C'est un classique souvent cité dans la fachosphère (que je n'avais pas encore lu et que l'on m'a gentiment offert pour mon anniversaire afin de me faire une religion, comme si ma religion n'était pas déjà faite...) que je viens de terminer : Le Camp des Saints de Raspail. Un livre extraordinairement mal écrit mais pourtant tout à fait indispensable et qui, à presque cinquante ans d'intervalle, est d'une brûlante actualité. On y retrouve tous les personnages qui, aujourd'hui encore, sévissent en faveur de notre disparition par submersion : toutes les associations militantes, les chroniqueurs inamovibles (on pense à la dernière homélie pro-migrants de Monseigneur Attali dans l'Express de la semaine dernière), les mouvements gays et même le Pape avec son église au grand complet. Les politiques sont veules à souhait (déjà), irrésolus, et le peuple ne vaut guère mieux. Même l'armée y est décrite impuissante après trop de propagande émolliente ingurgitée depuis tant d'années. Devant l'invasion d'un million d'hères partis des rives du Gange, elle se montrera incapable d'arrêter la catastrophe. Seule une poignée d’irréductibles mènera un ultime combat aussi comique que perdu d'avance : un million d'hommes résolus, déterminés à rejoindre le paradis, notre pays, débarquera sans difficultés notables sur les côtes de Provence. Quand ils l'atteindrons ce paradis, les riches donneurs de leçons abandonneront micros et feuilles de choux pour fuir avec armes et magot vers la Suisse encore épargnée. Le peuple du sud remontera apeuré, abandonné à son sort, vers le nord, laissant aux pilleurs leurs riches villas provençales.

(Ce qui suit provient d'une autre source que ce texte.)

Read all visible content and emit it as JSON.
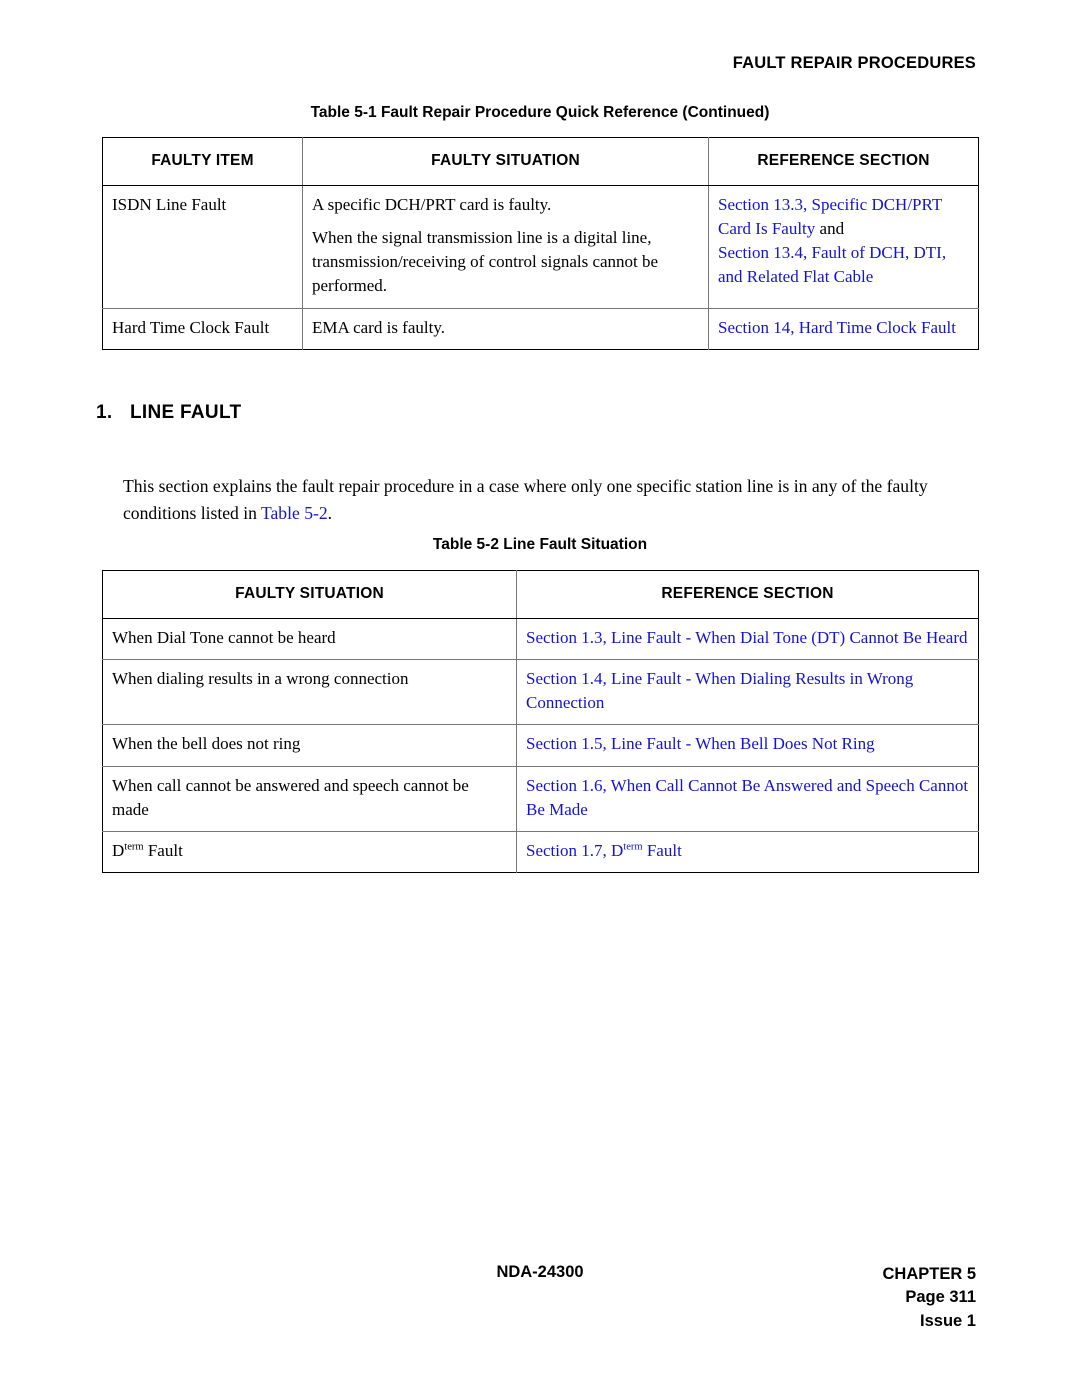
{
  "header": {
    "running_head": "FAULT REPAIR PROCEDURES"
  },
  "table_1": {
    "caption": "Table 5-1  Fault Repair Procedure Quick Reference (Continued)",
    "columns": [
      "FAULTY ITEM",
      "FAULTY SITUATION",
      "REFERENCE SECTION"
    ],
    "rows": [
      {
        "faulty_item": "ISDN Line Fault",
        "situation_1": "A specific DCH/PRT card is faulty.",
        "situation_2": "When the signal transmission line is a digital line, transmission/receiving of control signals cannot be performed.",
        "ref_1": "Section 13.3, Specific DCH/PRT Card Is Faulty",
        "ref_joiner": " and",
        "ref_2": "Section 13.4, Fault of DCH, DTI, and Related Flat Cable"
      },
      {
        "faulty_item": "Hard Time Clock Fault",
        "situation_1": "EMA card is faulty.",
        "ref_1": "Section 14, Hard Time Clock Fault"
      }
    ]
  },
  "section": {
    "number": "1.",
    "title": "LINE FAULT",
    "paragraph_before": "This section explains the fault repair procedure in a case where only one specific station line is in any of the faulty conditions listed in ",
    "paragraph_link": "Table 5-2",
    "paragraph_after": "."
  },
  "table_2": {
    "caption": "Table 5-2  Line Fault Situation",
    "columns": [
      "FAULTY SITUATION",
      "REFERENCE SECTION"
    ],
    "rows": [
      {
        "situation": "When Dial Tone cannot be heard",
        "reference": "Section 1.3, Line Fault - When Dial Tone (DT) Cannot Be Heard"
      },
      {
        "situation": "When dialing results in a wrong connection",
        "reference": "Section 1.4, Line Fault - When Dialing Results in Wrong Connection"
      },
      {
        "situation": "When the bell does not ring",
        "reference": "Section 1.5, Line Fault - When Bell Does Not Ring"
      },
      {
        "situation": "When call cannot be answered and speech cannot be made",
        "reference": "Section 1.6, When Call Cannot Be Answered and Speech Cannot Be Made"
      },
      {
        "situation_prefix": "D",
        "situation_sup": "term",
        "situation_suffix": " Fault",
        "reference_prefix": "Section 1.7, D",
        "reference_sup": "term",
        "reference_suffix": " Fault"
      }
    ]
  },
  "footer": {
    "document_number": "NDA-24300",
    "chapter": "CHAPTER  5",
    "page": "Page 311",
    "issue": "Issue  1"
  },
  "colors": {
    "reference_link": "#1414cc",
    "text": "#000000",
    "background": "#ffffff",
    "table_border": "#000000",
    "table_rule": "#777777"
  }
}
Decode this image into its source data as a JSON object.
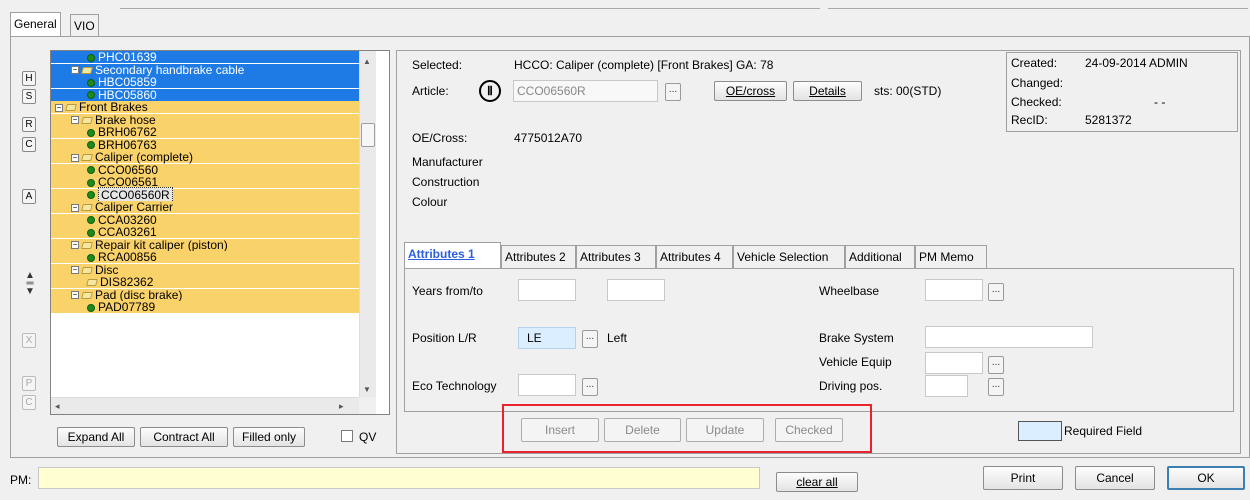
{
  "top_tabs": [
    "General",
    "VIO"
  ],
  "side_buttons": [
    "H",
    "S",
    "R",
    "C",
    "A",
    "X",
    "P",
    "C"
  ],
  "tree": [
    {
      "label": "PHC01639",
      "kind": "leaf",
      "indent": 2,
      "bg": "blue"
    },
    {
      "label": "Secondary handbrake cable",
      "kind": "node",
      "indent": 1,
      "bg": "blue"
    },
    {
      "label": "HBC05859",
      "kind": "leaf",
      "indent": 2,
      "bg": "blue"
    },
    {
      "label": "HBC05860",
      "kind": "leaf",
      "indent": 2,
      "bg": "blue"
    },
    {
      "label": "Front Brakes",
      "kind": "node",
      "indent": 0,
      "bg": "yellow"
    },
    {
      "label": "Brake hose",
      "kind": "node",
      "indent": 1,
      "bg": "yellow"
    },
    {
      "label": "BRH06762",
      "kind": "leaf",
      "indent": 2,
      "bg": "yellow"
    },
    {
      "label": "BRH06763",
      "kind": "leaf",
      "indent": 2,
      "bg": "yellow"
    },
    {
      "label": "Caliper (complete)",
      "kind": "node",
      "indent": 1,
      "bg": "yellow"
    },
    {
      "label": "CCO06560",
      "kind": "leaf",
      "indent": 2,
      "bg": "yellow"
    },
    {
      "label": "CCO06561",
      "kind": "leaf",
      "indent": 2,
      "bg": "yellow"
    },
    {
      "label": "CCO06560R",
      "kind": "leaf",
      "indent": 2,
      "bg": "selected"
    },
    {
      "label": "Caliper Carrier",
      "kind": "node",
      "indent": 1,
      "bg": "yellow"
    },
    {
      "label": "CCA03260",
      "kind": "leaf",
      "indent": 2,
      "bg": "yellow"
    },
    {
      "label": "CCA03261",
      "kind": "leaf",
      "indent": 2,
      "bg": "yellow"
    },
    {
      "label": "Repair kit caliper (piston)",
      "kind": "node",
      "indent": 1,
      "bg": "yellow"
    },
    {
      "label": "RCA00856",
      "kind": "leaf",
      "indent": 2,
      "bg": "yellow"
    },
    {
      "label": "Disc",
      "kind": "node",
      "indent": 1,
      "bg": "yellow"
    },
    {
      "label": "DIS82362",
      "kind": "leafgray",
      "indent": 2,
      "bg": "yellow"
    },
    {
      "label": "Pad (disc brake)",
      "kind": "node",
      "indent": 1,
      "bg": "yellow"
    },
    {
      "label": "PAD07789",
      "kind": "leaf",
      "indent": 2,
      "bg": "yellow"
    }
  ],
  "tree_buttons": {
    "expand": "Expand All",
    "contract": "Contract All",
    "filled": "Filled only",
    "qv": "QV"
  },
  "info": {
    "selected_label": "Selected:",
    "selected_value": "HCCO: Caliper (complete) [Front Brakes] GA: 78",
    "article_label": "Article:",
    "article_value": "CCO06560R",
    "oe_cross_btn": "OE/cross",
    "details_btn": "Details",
    "sts": "sts: 00(STD)",
    "oe_cross_label": "OE/Cross:",
    "oe_cross_value": "4775012A70",
    "manufacturer": "Manufacturer",
    "construction": "Construction",
    "colour": "Colour"
  },
  "meta": {
    "created_label": "Created:",
    "created_value": "24-09-2014 ADMIN",
    "changed_label": "Changed:",
    "changed_value": "",
    "checked_label": "Checked:",
    "checked_value": "- -",
    "recid_label": "RecID:",
    "recid_value": "5281372"
  },
  "attr_tabs": [
    "Attributes 1",
    "Attributes 2",
    "Attributes 3",
    "Attributes 4",
    "Vehicle Selection",
    "Additional",
    "PM Memo"
  ],
  "attrs": {
    "years": "Years from/to",
    "position": "Position L/R",
    "position_value": "LE",
    "position_text": "Left",
    "eco": "Eco Technology",
    "wheelbase": "Wheelbase",
    "brake_system": "Brake System",
    "vehicle_equip": "Vehicle Equip",
    "driving_pos": "Driving pos."
  },
  "actions": [
    "Insert",
    "Delete",
    "Update",
    "Checked"
  ],
  "required_field": "Required Field",
  "pm_label": "PM:",
  "bottom": {
    "clear_all": "clear all",
    "print": "Print",
    "cancel": "Cancel",
    "ok": "OK"
  },
  "colors": {
    "tree_blue": "#1e7be6",
    "tree_yellow": "#fad26a",
    "highlight_red": "#e8232b",
    "required_fill": "#dbeeff",
    "pm_fill": "#ffffd2"
  }
}
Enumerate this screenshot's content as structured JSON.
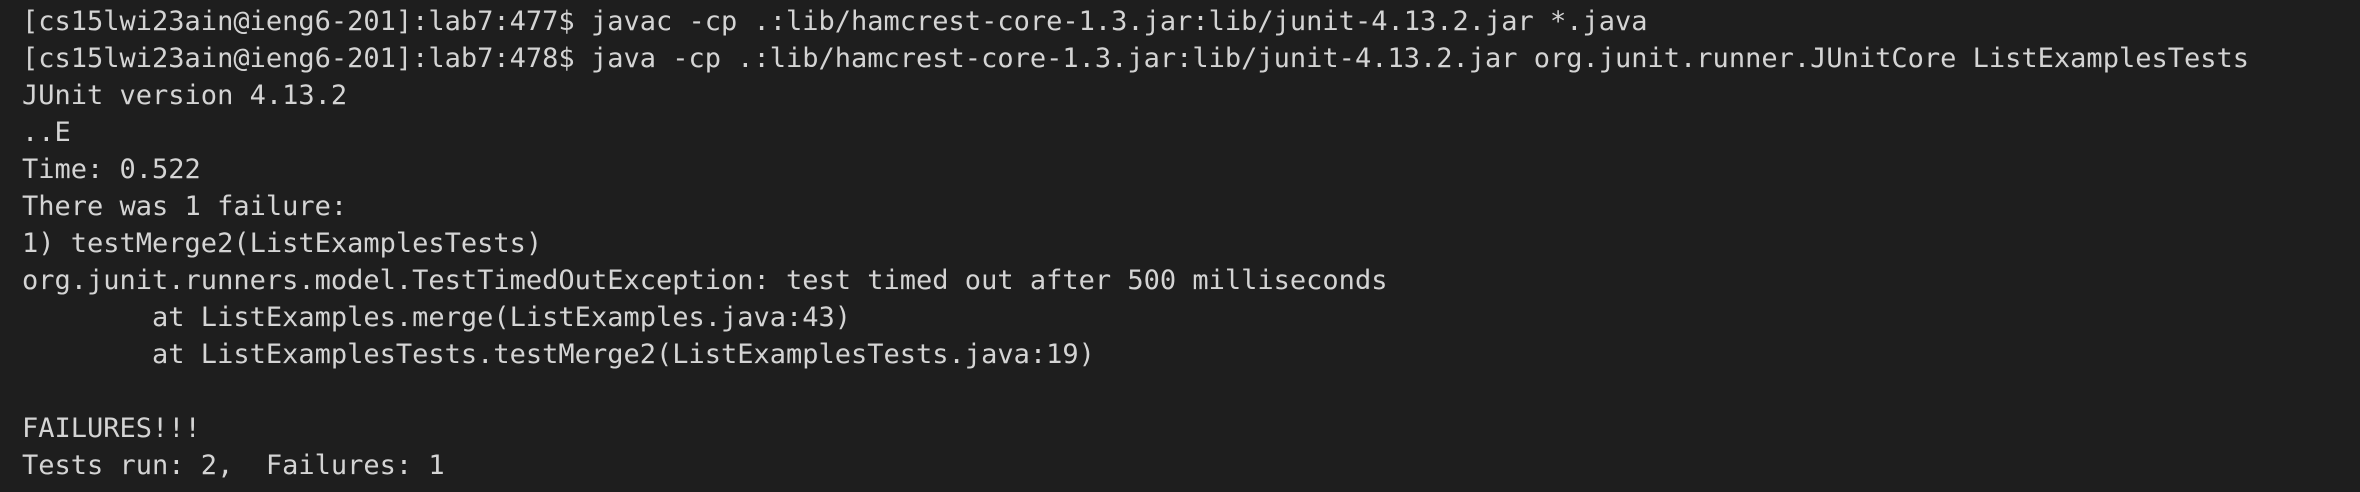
{
  "terminal": {
    "lines": [
      "[cs15lwi23ain@ieng6-201]:lab7:477$ javac -cp .:lib/hamcrest-core-1.3.jar:lib/junit-4.13.2.jar *.java",
      "[cs15lwi23ain@ieng6-201]:lab7:478$ java -cp .:lib/hamcrest-core-1.3.jar:lib/junit-4.13.2.jar org.junit.runner.JUnitCore ListExamplesTests",
      "JUnit version 4.13.2",
      "..E",
      "Time: 0.522",
      "There was 1 failure:",
      "1) testMerge2(ListExamplesTests)",
      "org.junit.runners.model.TestTimedOutException: test timed out after 500 milliseconds",
      "        at ListExamples.merge(ListExamples.java:43)",
      "        at ListExamplesTests.testMerge2(ListExamplesTests.java:19)",
      "",
      "FAILURES!!!",
      "Tests run: 2,  Failures: 1"
    ]
  }
}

Et c'en sera fini du paradis.
Le livre sortit en 1973. Depuis nous savons que les flux (dont on ne voit jamais le reflux) ont probablement fait exploser ce chiffre d'un million à 12 ou 15 millions. On songe bien évidemment aussi à l'Aquarius, à A. Merkel, au fatal regroupement familial, au droit d'asile détourné ; aux mille astuces imaginées pour en finir avec le peuple français, sa race.
Car le livre de Raspail est ouvertement un livre raciste dans le sens ou l'auteur croit aux races précisément et il est un détail amusant : bien avant ce projet de loi que les députés viennent de voter qui vise à supprimer le mot "race" de la constitution, l'auteur l'envisage au niveau mondial, décidé par l'ONU.
Alors oui sans doute ce livre est-il bourré de lourdeurs et pourtant il est essentiel de le lire.